Red orach's leaves are used for making a delicious sour soup, especially the purple ones which are more pleasant to sight, because it colors the soup in purple. The leaves are also used for an excellent spring salad.
Red orach sour soup recipe
- red orach leaves a large bowl full
- 2 tablespoons rice washed
- a few green onions
- 1 lemon
- 2 eggs
- 1 tablespoon vegetable oil (sunflower preferably)
Fill a gallon pot two-thirds full with water, bring to boil. Add washed rice and 1 teaspoon salt. Wash red orach leaves well and rip them off from the stem. Chop and add them to the soup when the water is boiling. Also chop and add the white part of the green onions to the soup.

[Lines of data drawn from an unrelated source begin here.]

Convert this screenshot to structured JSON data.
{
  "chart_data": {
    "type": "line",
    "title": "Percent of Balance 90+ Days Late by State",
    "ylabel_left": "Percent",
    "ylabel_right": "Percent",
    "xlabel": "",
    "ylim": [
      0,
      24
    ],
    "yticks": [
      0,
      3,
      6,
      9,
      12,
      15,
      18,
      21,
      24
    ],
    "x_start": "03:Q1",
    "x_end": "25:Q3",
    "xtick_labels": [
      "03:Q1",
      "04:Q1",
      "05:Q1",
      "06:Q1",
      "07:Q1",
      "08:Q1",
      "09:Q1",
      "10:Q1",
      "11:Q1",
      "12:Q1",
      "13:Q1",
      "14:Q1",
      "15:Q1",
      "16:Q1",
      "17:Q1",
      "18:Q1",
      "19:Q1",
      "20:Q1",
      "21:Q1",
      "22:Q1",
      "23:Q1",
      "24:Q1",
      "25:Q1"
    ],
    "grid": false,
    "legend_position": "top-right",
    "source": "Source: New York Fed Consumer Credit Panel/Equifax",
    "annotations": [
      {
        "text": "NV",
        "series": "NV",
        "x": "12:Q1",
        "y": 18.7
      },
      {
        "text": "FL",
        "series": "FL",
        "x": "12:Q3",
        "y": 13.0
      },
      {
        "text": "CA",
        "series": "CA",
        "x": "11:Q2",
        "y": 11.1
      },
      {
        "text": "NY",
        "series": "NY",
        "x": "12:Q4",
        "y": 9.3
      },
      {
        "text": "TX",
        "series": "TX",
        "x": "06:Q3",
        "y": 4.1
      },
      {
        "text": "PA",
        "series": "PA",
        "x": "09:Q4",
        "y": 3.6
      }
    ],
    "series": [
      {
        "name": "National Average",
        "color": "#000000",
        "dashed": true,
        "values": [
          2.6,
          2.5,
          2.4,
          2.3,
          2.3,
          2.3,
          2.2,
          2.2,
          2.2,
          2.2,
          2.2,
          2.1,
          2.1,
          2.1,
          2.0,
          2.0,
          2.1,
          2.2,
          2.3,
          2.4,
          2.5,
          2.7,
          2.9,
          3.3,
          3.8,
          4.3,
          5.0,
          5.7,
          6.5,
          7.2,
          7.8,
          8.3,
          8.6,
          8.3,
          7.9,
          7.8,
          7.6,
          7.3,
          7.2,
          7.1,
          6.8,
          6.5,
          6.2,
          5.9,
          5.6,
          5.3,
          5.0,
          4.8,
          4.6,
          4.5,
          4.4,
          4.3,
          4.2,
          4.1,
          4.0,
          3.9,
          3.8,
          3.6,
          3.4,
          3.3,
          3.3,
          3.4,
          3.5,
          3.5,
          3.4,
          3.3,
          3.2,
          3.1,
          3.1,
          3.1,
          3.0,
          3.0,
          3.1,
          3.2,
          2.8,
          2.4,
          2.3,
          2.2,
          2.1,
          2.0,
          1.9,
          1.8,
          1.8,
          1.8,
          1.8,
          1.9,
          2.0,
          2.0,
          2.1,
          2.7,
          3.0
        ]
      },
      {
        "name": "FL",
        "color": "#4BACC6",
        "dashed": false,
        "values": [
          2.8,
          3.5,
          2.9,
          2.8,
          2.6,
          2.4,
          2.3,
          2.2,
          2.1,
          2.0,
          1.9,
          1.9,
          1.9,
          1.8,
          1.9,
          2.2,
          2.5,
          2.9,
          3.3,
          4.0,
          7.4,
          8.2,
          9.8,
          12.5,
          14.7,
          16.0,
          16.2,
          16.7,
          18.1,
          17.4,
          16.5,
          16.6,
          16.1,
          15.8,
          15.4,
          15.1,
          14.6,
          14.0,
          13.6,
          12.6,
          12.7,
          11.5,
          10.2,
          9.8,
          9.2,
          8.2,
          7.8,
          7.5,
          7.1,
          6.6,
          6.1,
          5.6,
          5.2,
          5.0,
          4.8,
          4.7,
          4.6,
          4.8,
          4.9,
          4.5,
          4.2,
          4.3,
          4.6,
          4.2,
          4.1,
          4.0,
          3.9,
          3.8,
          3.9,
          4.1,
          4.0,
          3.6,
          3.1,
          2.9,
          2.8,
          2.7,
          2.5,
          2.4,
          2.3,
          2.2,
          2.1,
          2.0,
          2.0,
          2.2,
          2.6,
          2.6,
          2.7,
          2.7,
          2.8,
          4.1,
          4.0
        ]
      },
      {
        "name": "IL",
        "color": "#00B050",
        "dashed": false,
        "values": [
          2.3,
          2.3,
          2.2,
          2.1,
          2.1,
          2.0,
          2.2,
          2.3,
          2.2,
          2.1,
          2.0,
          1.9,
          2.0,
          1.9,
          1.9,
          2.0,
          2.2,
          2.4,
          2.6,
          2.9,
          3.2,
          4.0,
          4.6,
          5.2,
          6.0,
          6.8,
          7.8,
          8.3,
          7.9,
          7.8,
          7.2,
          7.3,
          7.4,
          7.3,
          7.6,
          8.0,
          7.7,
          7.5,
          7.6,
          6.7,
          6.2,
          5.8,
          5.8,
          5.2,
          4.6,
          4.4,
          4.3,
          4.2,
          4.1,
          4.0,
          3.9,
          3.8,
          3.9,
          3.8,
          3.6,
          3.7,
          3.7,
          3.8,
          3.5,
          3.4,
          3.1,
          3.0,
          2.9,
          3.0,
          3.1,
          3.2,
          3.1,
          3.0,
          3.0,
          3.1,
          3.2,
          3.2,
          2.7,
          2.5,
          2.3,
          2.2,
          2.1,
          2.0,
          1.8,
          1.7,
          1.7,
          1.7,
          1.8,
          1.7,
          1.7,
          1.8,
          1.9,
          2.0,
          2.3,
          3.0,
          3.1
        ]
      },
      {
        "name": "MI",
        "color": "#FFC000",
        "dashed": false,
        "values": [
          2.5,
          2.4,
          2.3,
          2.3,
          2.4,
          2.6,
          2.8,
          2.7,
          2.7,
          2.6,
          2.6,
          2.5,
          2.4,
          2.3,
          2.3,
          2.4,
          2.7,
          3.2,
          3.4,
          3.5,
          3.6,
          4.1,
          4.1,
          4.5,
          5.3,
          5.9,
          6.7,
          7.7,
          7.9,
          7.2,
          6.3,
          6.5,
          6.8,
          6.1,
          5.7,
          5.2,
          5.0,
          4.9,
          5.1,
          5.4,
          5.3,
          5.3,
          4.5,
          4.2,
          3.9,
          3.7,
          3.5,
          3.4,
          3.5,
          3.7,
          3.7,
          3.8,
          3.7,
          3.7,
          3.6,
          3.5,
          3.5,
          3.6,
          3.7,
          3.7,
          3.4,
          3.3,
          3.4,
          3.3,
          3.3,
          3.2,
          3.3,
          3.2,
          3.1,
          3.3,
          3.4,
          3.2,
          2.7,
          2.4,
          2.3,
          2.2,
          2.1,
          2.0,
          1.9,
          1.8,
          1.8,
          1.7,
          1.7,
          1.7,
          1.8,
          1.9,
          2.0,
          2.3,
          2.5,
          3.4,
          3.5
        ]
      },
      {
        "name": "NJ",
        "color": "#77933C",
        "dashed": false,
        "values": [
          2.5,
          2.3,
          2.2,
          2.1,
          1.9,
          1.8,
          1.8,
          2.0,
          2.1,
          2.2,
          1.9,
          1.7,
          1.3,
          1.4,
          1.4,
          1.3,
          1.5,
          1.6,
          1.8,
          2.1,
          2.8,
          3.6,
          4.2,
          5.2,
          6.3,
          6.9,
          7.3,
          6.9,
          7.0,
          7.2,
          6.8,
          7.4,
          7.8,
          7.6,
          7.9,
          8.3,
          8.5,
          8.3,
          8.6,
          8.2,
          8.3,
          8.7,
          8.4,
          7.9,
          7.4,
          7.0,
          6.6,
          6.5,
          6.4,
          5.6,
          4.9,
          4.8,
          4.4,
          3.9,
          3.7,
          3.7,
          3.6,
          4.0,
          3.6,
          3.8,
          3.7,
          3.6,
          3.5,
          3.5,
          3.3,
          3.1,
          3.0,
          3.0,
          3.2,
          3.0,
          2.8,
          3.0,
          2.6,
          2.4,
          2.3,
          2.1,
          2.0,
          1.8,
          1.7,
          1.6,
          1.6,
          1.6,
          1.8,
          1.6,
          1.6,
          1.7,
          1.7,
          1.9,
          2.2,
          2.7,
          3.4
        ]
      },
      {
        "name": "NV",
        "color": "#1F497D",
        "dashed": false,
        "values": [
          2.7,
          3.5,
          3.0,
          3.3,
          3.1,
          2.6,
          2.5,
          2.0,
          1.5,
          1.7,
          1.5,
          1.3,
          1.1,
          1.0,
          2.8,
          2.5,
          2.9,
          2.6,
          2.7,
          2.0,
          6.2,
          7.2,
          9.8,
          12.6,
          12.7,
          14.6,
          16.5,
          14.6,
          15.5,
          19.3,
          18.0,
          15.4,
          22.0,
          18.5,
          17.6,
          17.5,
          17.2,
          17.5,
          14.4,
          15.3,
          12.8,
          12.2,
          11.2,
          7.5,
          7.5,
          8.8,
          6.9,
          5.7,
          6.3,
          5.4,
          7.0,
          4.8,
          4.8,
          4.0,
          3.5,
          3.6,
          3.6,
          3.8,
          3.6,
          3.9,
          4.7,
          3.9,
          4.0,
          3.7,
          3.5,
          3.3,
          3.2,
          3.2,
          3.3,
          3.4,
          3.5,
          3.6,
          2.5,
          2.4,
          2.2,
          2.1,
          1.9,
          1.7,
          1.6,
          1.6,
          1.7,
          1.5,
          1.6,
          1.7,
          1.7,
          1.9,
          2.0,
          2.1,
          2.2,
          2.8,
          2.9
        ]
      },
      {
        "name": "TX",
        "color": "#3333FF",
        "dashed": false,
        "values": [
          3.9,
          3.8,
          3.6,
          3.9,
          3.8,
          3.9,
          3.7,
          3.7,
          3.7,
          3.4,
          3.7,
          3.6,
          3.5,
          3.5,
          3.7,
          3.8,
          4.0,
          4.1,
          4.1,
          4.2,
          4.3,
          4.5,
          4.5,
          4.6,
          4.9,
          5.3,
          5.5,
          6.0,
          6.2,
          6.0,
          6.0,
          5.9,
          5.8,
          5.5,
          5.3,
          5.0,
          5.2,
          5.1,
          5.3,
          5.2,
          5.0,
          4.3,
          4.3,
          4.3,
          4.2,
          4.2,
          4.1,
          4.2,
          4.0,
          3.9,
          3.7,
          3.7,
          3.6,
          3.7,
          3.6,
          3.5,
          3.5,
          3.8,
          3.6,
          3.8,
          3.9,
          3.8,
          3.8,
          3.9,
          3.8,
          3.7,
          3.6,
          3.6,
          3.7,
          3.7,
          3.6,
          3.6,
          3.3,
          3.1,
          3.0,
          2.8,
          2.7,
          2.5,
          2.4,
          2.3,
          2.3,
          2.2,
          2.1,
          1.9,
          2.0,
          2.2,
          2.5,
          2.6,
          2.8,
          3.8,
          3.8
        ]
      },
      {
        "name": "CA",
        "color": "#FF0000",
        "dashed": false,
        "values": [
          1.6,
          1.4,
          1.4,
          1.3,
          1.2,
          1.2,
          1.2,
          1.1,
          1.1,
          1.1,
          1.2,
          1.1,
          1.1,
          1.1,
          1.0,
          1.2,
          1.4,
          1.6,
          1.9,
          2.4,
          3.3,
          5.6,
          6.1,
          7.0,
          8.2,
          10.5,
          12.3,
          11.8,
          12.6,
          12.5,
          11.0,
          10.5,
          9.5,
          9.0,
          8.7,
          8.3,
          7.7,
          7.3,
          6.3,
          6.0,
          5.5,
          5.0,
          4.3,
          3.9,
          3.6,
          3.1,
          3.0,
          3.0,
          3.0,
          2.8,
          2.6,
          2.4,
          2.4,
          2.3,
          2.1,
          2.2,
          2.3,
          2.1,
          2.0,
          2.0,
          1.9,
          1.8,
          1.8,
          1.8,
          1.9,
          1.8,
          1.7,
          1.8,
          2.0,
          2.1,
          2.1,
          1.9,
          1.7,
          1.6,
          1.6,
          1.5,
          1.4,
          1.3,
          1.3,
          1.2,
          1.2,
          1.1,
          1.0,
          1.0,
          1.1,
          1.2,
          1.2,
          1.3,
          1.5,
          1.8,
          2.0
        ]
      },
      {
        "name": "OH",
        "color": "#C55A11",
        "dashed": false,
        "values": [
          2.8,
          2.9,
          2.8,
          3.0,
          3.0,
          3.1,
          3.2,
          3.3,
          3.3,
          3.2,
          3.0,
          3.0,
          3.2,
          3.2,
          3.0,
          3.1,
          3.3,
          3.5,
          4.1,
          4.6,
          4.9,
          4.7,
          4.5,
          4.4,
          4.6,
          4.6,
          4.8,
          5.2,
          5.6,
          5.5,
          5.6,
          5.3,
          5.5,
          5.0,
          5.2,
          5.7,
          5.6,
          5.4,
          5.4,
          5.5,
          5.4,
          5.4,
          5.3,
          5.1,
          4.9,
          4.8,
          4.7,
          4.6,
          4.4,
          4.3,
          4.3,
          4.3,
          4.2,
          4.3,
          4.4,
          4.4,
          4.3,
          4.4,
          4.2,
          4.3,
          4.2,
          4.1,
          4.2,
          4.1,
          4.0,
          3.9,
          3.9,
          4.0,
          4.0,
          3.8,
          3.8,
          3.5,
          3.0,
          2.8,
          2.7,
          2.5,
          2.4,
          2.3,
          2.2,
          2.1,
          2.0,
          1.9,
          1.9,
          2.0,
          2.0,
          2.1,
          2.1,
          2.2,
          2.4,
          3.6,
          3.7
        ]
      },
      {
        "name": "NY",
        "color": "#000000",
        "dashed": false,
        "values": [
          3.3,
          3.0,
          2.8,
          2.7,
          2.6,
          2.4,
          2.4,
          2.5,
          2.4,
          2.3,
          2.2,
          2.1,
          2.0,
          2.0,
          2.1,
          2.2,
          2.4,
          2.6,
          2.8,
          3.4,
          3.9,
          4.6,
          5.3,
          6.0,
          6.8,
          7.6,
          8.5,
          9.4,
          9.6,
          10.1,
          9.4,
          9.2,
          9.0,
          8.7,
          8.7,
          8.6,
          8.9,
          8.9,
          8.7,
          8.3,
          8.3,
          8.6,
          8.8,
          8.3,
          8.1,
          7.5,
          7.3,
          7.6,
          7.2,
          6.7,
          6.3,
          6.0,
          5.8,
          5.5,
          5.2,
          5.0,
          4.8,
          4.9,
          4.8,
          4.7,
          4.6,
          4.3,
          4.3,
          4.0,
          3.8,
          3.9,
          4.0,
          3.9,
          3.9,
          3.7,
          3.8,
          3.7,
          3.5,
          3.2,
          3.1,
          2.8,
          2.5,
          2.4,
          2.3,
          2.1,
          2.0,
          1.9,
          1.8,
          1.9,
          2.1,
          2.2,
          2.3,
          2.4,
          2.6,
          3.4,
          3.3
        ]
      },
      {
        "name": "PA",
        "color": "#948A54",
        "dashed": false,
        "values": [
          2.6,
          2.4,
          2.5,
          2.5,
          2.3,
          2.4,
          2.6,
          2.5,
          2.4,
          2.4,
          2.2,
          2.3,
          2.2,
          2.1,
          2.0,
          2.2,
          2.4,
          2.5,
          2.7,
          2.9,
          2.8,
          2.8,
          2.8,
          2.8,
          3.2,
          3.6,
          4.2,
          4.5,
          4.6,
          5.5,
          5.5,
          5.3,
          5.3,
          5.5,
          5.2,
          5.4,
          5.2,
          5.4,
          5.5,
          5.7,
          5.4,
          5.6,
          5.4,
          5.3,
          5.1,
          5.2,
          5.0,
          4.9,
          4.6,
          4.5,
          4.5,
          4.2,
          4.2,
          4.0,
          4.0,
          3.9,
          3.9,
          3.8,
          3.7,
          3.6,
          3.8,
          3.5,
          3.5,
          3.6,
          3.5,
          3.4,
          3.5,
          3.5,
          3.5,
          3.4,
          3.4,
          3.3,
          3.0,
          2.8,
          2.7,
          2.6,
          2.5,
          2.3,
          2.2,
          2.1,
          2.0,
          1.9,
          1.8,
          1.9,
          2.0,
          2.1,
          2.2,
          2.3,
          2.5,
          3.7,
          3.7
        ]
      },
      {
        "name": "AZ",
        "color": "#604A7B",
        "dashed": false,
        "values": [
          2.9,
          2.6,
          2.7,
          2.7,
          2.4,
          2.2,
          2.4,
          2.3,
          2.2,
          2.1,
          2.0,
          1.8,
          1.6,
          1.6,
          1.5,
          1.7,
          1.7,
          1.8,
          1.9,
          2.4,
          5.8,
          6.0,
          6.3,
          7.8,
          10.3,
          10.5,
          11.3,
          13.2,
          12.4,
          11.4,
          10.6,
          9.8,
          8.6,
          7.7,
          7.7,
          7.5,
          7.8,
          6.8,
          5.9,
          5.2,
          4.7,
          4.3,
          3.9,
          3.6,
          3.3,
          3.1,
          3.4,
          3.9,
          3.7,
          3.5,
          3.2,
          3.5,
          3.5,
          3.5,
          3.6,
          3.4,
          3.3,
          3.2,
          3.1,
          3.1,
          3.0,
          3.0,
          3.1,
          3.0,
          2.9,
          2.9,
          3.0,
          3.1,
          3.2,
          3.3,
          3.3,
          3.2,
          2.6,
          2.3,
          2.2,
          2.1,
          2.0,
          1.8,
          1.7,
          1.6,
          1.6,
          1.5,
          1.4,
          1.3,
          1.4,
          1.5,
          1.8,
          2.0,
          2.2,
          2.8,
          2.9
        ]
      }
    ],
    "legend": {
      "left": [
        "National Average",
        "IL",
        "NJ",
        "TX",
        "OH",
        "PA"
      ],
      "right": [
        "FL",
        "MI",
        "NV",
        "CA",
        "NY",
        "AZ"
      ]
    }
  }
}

When the rice is cooked, add the onions' chopped green leaves, let it boil for another 5 minutes, then put the pot aside. Add the juice from a lemon and stir, then add chopped lovage. Make an omelet with the 2 eggs in vegetable oil, chop it and add it to the soup. We're usually using a special sour juice for souring our soups (instead of lemon), which we call "bors". It is a very healthy juice made of wheat waste and corn flour. It is very good for souring the soups or broths. I'm making my own "bors" as are many of us, here in Romania.
I hope I have convinced you about using red orach for cooking, but if you can't find it in your part of the world, you can always use letuce for this kind of soup, only it won't have the same color.